Salvo Pelé y el resto de los señores mayores, la nueva generación no siente esta oportunidad como una revancha del Maracanazo de 1950. Y por primera vez en mucho tiempo tienen más confianza en un entrenador (Felipao) que en el equipo. Es como podría suceder en los últimos tiempos con Ramón Díaz en River y Carlos Bianchi en Boca. Y no quieren perder una final contra la Argentina por nada del mundo. Al respecto, hay una publicidad en la TV, de www.Bomnegocio.com, que simboliza la rivalidad. Se trata de una página para vender productos u objetos que uno ya no usa. El mensaje es "Si uno tiene algo viejo, aburrido o antiguo, hágalo negocio". Entonces aparece en la TV un grupo de tres amigos con la camiseta de Brasil, dispuestos a ver un partido del equipo de Felipao en el Mundial y, de repente, un sillón viejo con la cara de Maradona les empieza a hablar: "Nosotros somos los mejores, ay Madre mía!". Hasta que uno de los chicos publica, vende el sillón y se libra del objeto y de Maradona, cargando con la Argentina.
La fiesta inaugural estará protagonizada por 600 bailarines, entre acróbatas, capoeiristas y muchos más protagonistas mientras suena "We Are One", la canción oficial del Mundial, que estará a cargo de Pitbull, Jennifer López, Claudia Leitte y Olodum.
La cita de hoy será desde las 15.15, en el estadio Arena Corinthians. "La ceremonia inaugural es un homenaje a Brasil y a sus tesoros: la naturaleza, la gente y el fútbol. La emoción que hay aquí es espectacular, todos están motivados. A veces se notan el cansancio, el calor, las repeticiones, pero todos conservan la sonrisa en el rostro", señaló la directora artística del espectáculo, la belga Daphné Cornez.

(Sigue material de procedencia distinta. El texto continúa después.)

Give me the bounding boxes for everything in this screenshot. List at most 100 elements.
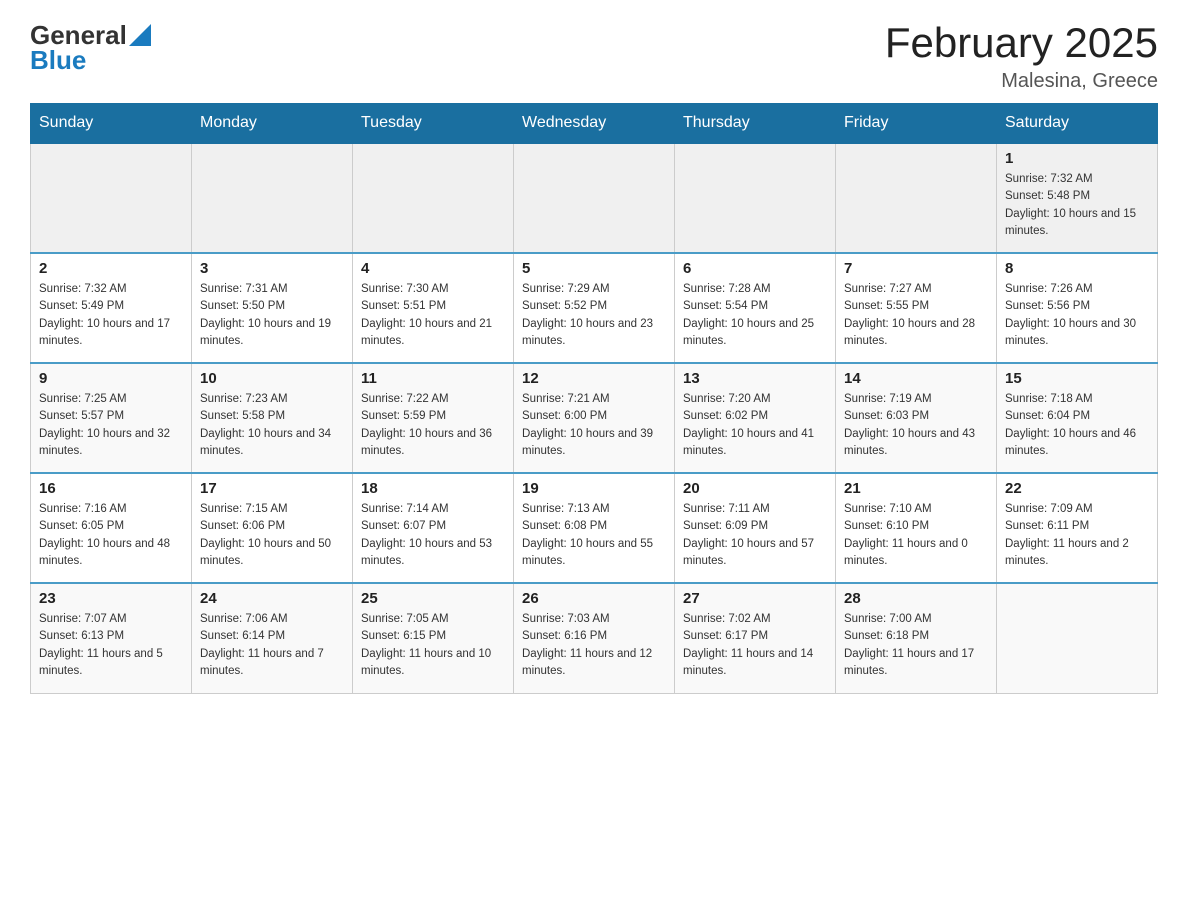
calendar-cell: 4 Sunrise: 7:30 AMSunset: 5:51 PMDaylight… [353, 253, 514, 363]
calendar-cell [31, 143, 192, 253]
weekday-header-thursday: Thursday [675, 104, 836, 144]
calendar-cell: 22 Sunrise: 7:09 AMSunset: 6:11 PMDayligh… [997, 473, 1158, 583]
weekday-header-wednesday: Wednesday [514, 104, 675, 144]
calendar-cell: 7 Sunrise: 7:27 AMSunset: 5:55 PMDaylight… [836, 253, 997, 363]
calendar-cell: 10Sunrise: 7:23 AMSunset: 5:58 PMDayligh… [192, 363, 353, 473]
calendar-week-2: 2Sunrise: 7:32 AMSunset: 5:49 PMDaylight… [31, 253, 1158, 363]
day-number: 15 [1005, 370, 1149, 387]
calendar-cell: 23 Sunrise: 7:07 AMSunset: 6:13 PMDayligh… [31, 583, 192, 693]
calendar-week-1: 1 Sunrise: 7:32 AMSunset: 5:48 PMDaylight… [31, 143, 1158, 253]
calendar-cell [836, 143, 997, 253]
calendar-cell: 16 Sunrise: 7:16 AMSunset: 6:05 PMDayligh… [31, 473, 192, 583]
day-number: 20 [683, 480, 827, 497]
calendar-cell: 15Sunrise: 7:18 AMSunset: 6:04 PMDayligh… [997, 363, 1158, 473]
calendar-cell: 5Sunrise: 7:29 AMSunset: 5:52 PMDaylight… [514, 253, 675, 363]
calendar-cell: 28 Sunrise: 7:00 AMSunset: 6:18 PMDayligh… [836, 583, 997, 693]
day-number: 18 [361, 480, 505, 497]
day-sun-info: Sunrise: 7:00 AMSunset: 6:18 PMDaylight:… [844, 611, 988, 680]
day-sun-info: Sunrise: 7:09 AMSunset: 6:11 PMDaylight:… [1005, 501, 1149, 570]
day-sun-info: Sunrise: 7:19 AMSunset: 6:03 PMDaylight:… [844, 391, 988, 460]
calendar-table: SundayMondayTuesdayWednesdayThursdayFrid… [30, 103, 1158, 694]
day-sun-info: Sunrise: 7:13 AMSunset: 6:08 PMDaylight:… [522, 501, 666, 570]
calendar-cell: 20 Sunrise: 7:11 AMSunset: 6:09 PMDayligh… [675, 473, 836, 583]
calendar-cell: 18 Sunrise: 7:14 AMSunset: 6:07 PMDayligh… [353, 473, 514, 583]
weekday-header-sunday: Sunday [31, 104, 192, 144]
calendar-cell: 21 Sunrise: 7:10 AMSunset: 6:10 PMDayligh… [836, 473, 997, 583]
day-sun-info: Sunrise: 7:07 AMSunset: 6:13 PMDaylight:… [39, 611, 183, 680]
calendar-cell [353, 143, 514, 253]
calendar-cell: 25 Sunrise: 7:05 AMSunset: 6:15 PMDayligh… [353, 583, 514, 693]
calendar-cell: 12 Sunrise: 7:21 AMSunset: 6:00 PMDayligh… [514, 363, 675, 473]
day-sun-info: Sunrise: 7:10 AMSunset: 6:10 PMDaylight:… [844, 501, 988, 570]
calendar-cell: 27 Sunrise: 7:02 AMSunset: 6:17 PMDayligh… [675, 583, 836, 693]
day-sun-info: Sunrise: 7:22 AMSunset: 5:59 PMDaylight:… [361, 391, 505, 460]
calendar-cell: 24 Sunrise: 7:06 AMSunset: 6:14 PMDayligh… [192, 583, 353, 693]
calendar-cell: 14 Sunrise: 7:19 AMSunset: 6:03 PMDayligh… [836, 363, 997, 473]
day-number: 14 [844, 370, 988, 387]
month-year-title: February 2025 [885, 20, 1158, 66]
calendar-cell [997, 583, 1158, 693]
day-sun-info: Sunrise: 7:06 AMSunset: 6:14 PMDaylight:… [200, 611, 344, 680]
day-sun-info: Sunrise: 7:14 AMSunset: 6:07 PMDaylight:… [361, 501, 505, 570]
weekday-header-friday: Friday [836, 104, 997, 144]
day-number: 27 [683, 590, 827, 607]
day-number: 22 [1005, 480, 1149, 497]
day-number: 12 [522, 370, 666, 387]
day-sun-info: Sunrise: 7:20 AMSunset: 6:02 PMDaylight:… [683, 391, 827, 460]
title-section: February 2025 Malesina, Greece [885, 20, 1158, 93]
day-sun-info: Sunrise: 7:27 AMSunset: 5:55 PMDaylight:… [844, 281, 988, 350]
day-number: 9 [39, 370, 183, 387]
calendar-cell: 3Sunrise: 7:31 AMSunset: 5:50 PMDaylight… [192, 253, 353, 363]
day-number: 7 [844, 260, 988, 277]
day-number: 23 [39, 590, 183, 607]
day-sun-info: Sunrise: 7:30 AMSunset: 5:51 PMDaylight:… [361, 281, 505, 350]
day-sun-info: Sunrise: 7:15 AMSunset: 6:06 PMDaylight:… [200, 501, 344, 570]
calendar-cell: 11 Sunrise: 7:22 AMSunset: 5:59 PMDayligh… [353, 363, 514, 473]
weekday-header-monday: Monday [192, 104, 353, 144]
calendar-cell: 9 Sunrise: 7:25 AMSunset: 5:57 PMDaylight… [31, 363, 192, 473]
day-number: 1 [1005, 150, 1149, 167]
calendar-week-4: 16 Sunrise: 7:16 AMSunset: 6:05 PMDayligh… [31, 473, 1158, 583]
calendar-cell: 17Sunrise: 7:15 AMSunset: 6:06 PMDayligh… [192, 473, 353, 583]
day-sun-info: Sunrise: 7:32 AMSunset: 5:48 PMDaylight:… [1005, 171, 1149, 240]
day-number: 28 [844, 590, 988, 607]
day-sun-info: Sunrise: 7:21 AMSunset: 6:00 PMDaylight:… [522, 391, 666, 460]
day-sun-info: Sunrise: 7:16 AMSunset: 6:05 PMDaylight:… [39, 501, 183, 570]
logo-blue-text: Blue [30, 45, 86, 76]
weekday-header-saturday: Saturday [997, 104, 1158, 144]
day-number: 13 [683, 370, 827, 387]
day-sun-info: Sunrise: 7:05 AMSunset: 6:15 PMDaylight:… [361, 611, 505, 680]
calendar-cell: 8Sunrise: 7:26 AMSunset: 5:56 PMDaylight… [997, 253, 1158, 363]
calendar-cell: 19 Sunrise: 7:13 AMSunset: 6:08 PMDayligh… [514, 473, 675, 583]
day-number: 16 [39, 480, 183, 497]
calendar-cell: 1 Sunrise: 7:32 AMSunset: 5:48 PMDaylight… [997, 143, 1158, 253]
day-sun-info: Sunrise: 7:28 AMSunset: 5:54 PMDaylight:… [683, 281, 827, 350]
day-sun-info: Sunrise: 7:03 AMSunset: 6:16 PMDaylight:… [522, 611, 666, 680]
day-sun-info: Sunrise: 7:11 AMSunset: 6:09 PMDaylight:… [683, 501, 827, 570]
day-sun-info: Sunrise: 7:02 AMSunset: 6:17 PMDaylight:… [683, 611, 827, 680]
day-number: 6 [683, 260, 827, 277]
location-subtitle: Malesina, Greece [885, 70, 1158, 93]
day-sun-info: Sunrise: 7:29 AMSunset: 5:52 PMDaylight:… [522, 281, 666, 350]
day-number: 24 [200, 590, 344, 607]
day-sun-info: Sunrise: 7:31 AMSunset: 5:50 PMDaylight:… [200, 281, 344, 350]
weekday-header-tuesday: Tuesday [353, 104, 514, 144]
day-sun-info: Sunrise: 7:25 AMSunset: 5:57 PMDaylight:… [39, 391, 183, 460]
day-number: 25 [361, 590, 505, 607]
logo-triangle-icon [129, 24, 151, 46]
calendar-week-3: 9 Sunrise: 7:25 AMSunset: 5:57 PMDaylight… [31, 363, 1158, 473]
calendar-week-5: 23 Sunrise: 7:07 AMSunset: 6:13 PMDayligh… [31, 583, 1158, 693]
calendar-cell [514, 143, 675, 253]
day-number: 21 [844, 480, 988, 497]
day-number: 8 [1005, 260, 1149, 277]
calendar-cell: 13 Sunrise: 7:20 AMSunset: 6:02 PMDayligh… [675, 363, 836, 473]
calendar-cell [192, 143, 353, 253]
day-number: 26 [522, 590, 666, 607]
logo: General Blue [30, 20, 151, 76]
day-number: 19 [522, 480, 666, 497]
day-number: 4 [361, 260, 505, 277]
calendar-cell: 6 Sunrise: 7:28 AMSunset: 5:54 PMDaylight… [675, 253, 836, 363]
weekday-header-row: SundayMondayTuesdayWednesdayThursdayFrid… [31, 104, 1158, 144]
day-number: 11 [361, 370, 505, 387]
day-sun-info: Sunrise: 7:32 AMSunset: 5:49 PMDaylight:… [39, 281, 183, 350]
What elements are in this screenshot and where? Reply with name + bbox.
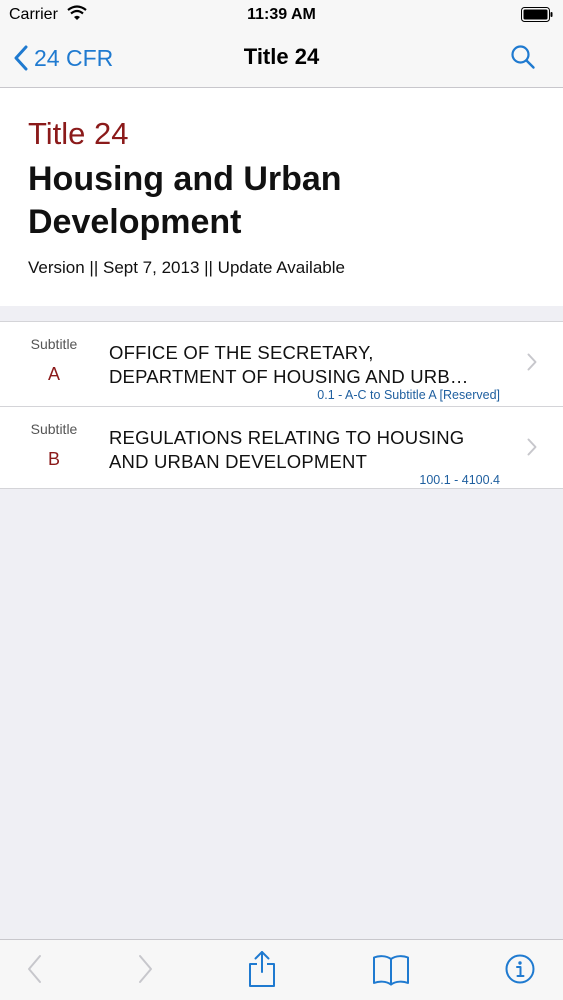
subtitle-title-line: AND URBAN DEVELOPMENT <box>109 451 368 472</box>
subtitle-title-line: DEPARTMENT OF HOUSING AND URB… <box>109 366 469 387</box>
title-name: Housing and Urban Development <box>28 160 342 241</box>
subtitle-title: OFFICE OF THE SECRETARY, DEPARTMENT OF H… <box>109 341 509 389</box>
subtitle-title: REGULATIONS RELATING TO HOUSING AND URBA… <box>109 426 509 474</box>
search-button[interactable] <box>510 44 536 75</box>
share-button[interactable] <box>248 950 276 993</box>
subtitle-list: Subtitle A OFFICE OF THE SECRETARY, DEPA… <box>0 321 563 489</box>
subtitle-letter: B <box>47 449 60 469</box>
status-time: 11:39 AM <box>247 6 316 23</box>
subtitle-range: 0.1 - A-C to Subtitle A [Reserved] <box>317 388 500 402</box>
subtitle-row-a[interactable]: Subtitle A OFFICE OF THE SECRETARY, DEPA… <box>0 322 563 406</box>
subtitle-range: 100.1 - 4100.4 <box>419 473 500 487</box>
title-header: Title 24 Housing and Urban Development V… <box>0 88 563 306</box>
navigation-bar: 24 CFR Title 24 <box>0 30 563 88</box>
version-line: Version || Sept 7, 2013 || Update Availa… <box>28 258 345 277</box>
subtitle-row-b[interactable]: Subtitle B REGULATIONS RELATING TO HOUSI… <box>0 406 563 490</box>
subtitle-letter: A <box>47 364 60 384</box>
back-page-button[interactable] <box>26 954 42 989</box>
nav-title: Title 24 <box>243 44 320 69</box>
info-icon <box>505 954 535 984</box>
share-icon <box>249 951 275 987</box>
subtitle-label: Subtitle <box>30 336 78 352</box>
subtitle-title-line: OFFICE OF THE SECRETARY, <box>109 342 374 363</box>
forward-arrow-icon <box>139 955 152 983</box>
title-number: Title 24 <box>28 116 129 151</box>
info-button[interactable] <box>505 954 535 989</box>
book-icon <box>373 955 409 986</box>
bookmarks-button[interactable] <box>372 954 410 991</box>
back-arrow-icon <box>28 955 41 983</box>
chevron-right-icon <box>527 353 537 371</box>
status-bar: Carrier 11:39 AM <box>0 0 563 30</box>
chevron-right-icon <box>527 438 537 456</box>
forward-page-button[interactable] <box>138 954 154 989</box>
bottom-toolbar <box>0 939 563 1000</box>
subtitle-title-line: REGULATIONS RELATING TO HOUSING <box>109 427 465 448</box>
battery-icon <box>521 7 553 22</box>
search-icon <box>511 45 535 69</box>
subtitle-label: Subtitle <box>30 421 78 437</box>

"La representación artística tiene como elemento principal una pelota central de LED que cuenta con más de 90.000 clústeres con 7000 nits de luminosidad y que se mueve durante los 25 minutos que durará el espectáculo", agregó gente de la organización. La ceremonia contará con la presencia de 65.000 espectadores, incluyendo a la presidenta Dilma Rousseff, y otros 20 jefes de Estado, pero también será retransmitida televisivamente a más de 200 países.
En lo que respecta a Croacia, Ivan Mocinic quedó fuera de la Copa del Mundo luego de no recuperarse de una recurrente lesión de tobillo, dijo el entrenador Niko Kovac. Lo reemplazará en la lista con el mediocampista Milan Badelj.
Un día antes todavía siguen retocando arreglos finales en el estadio Arena Corinthians, cuya inversión total para la construcción fue de más de 450 millones de dólares. Los hombres con cascos trabajan en algunos sectores de las tribunas. En el campo de juego se termina de ajustar las planchas de pasto, se afirman los arcos, se tensan las redes. En las máquinas controladoras de las computadoras, sorprendieron las bandejas de cartón, un contraste con el dinero invertido. Afuera, en los alrededores, se termina de pintar las calles, de colocar cemento en las rampas para discapacitados. A horas del debut, y más allá de la buena predisposición de los 15.000 voluntarios, todavía hay telones por correr.
La Argentina, Brasil y Uruguay se repartieron los siete Mundiales disputados en nuestro continente. Eso se encuentra reflejado en San Pablo, en el Museo del fútbol, situado debajo de una de las tribunas de Pacaembú. Cuenta la historia del deporte enfocado en la emoción, las leyendas y la diversión, la relación entre el fútbol y el arte, el impacto del deporte en la vida de las personas y relatos en papel e imágenes de todas las Copas del Mundo. Ocupa un área de 6900 metros cuadrados. Es grande y chico al mismo tiempo, como la ilusión de cada una de las selecciones que pretenden ubicar su cuadro en la galería de los campeones.